Pizzeria Mozza Pastry Chef Dahlia Narvaez Is Moved by Eataly’s Branzino Al Forno
On each edition of the Food Chain, we ask a chef to describe a dish he or she recently enjoyed. The chef who prepared the dish responds and then picks his or her own memorable meal. On and on it goes. Last time, Scarpetta's Scott Conant praised Pizzeria Mozza's butterscotch budino, by pastry chef Dahlia Narvaez. And now we want to know what Narvaez has adored of late. Take it away.
"Eating at Eataly, sitting at the fish counter [Il Pesce] with all its wonderful food by chef Dave Pasternack. My husband and I had at least ten dishes and they were all so simple but so good. That night, my favorite dish was the branzino al forno, served with crispy potatoes that kind of represented scales of the fish. The skin was so crisp and almost soufflés a bit, but the fish was perfectly cooked and moist. With a squeeze of lemon, it brought me back to a cold-afternoon lunch on the Adriatic."
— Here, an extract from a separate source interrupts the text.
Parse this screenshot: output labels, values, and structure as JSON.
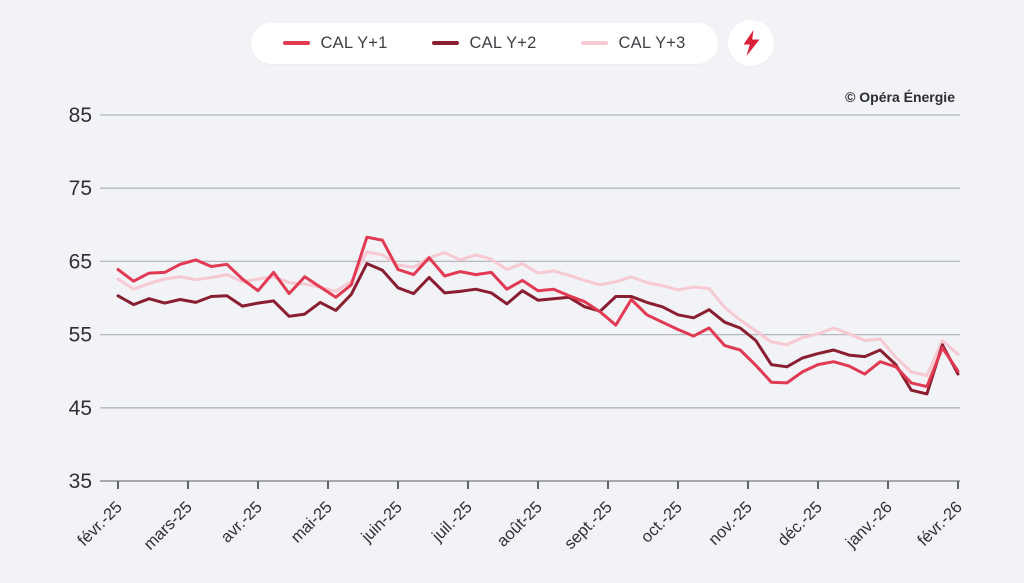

And now, Chef Pasternack lets us in on the dish's secrets:
"We slice it, add pepper, we put raw sliced potatoes underneath and we cook it in a combi oven, which is a combination of steam and dry heat. This is European technology, they’re just starting to get it in America. This is the first time I’ve ever used one. I put a little bit of parsley, sliced lemon, rosemary, garlic into the cavity. It’s really simple. I sell so much branzino that the quality is exceptional; I move the product very quickly. When it comes out of the oven, we open it up, we add a little more salt and pepper and a little bit of raw oil."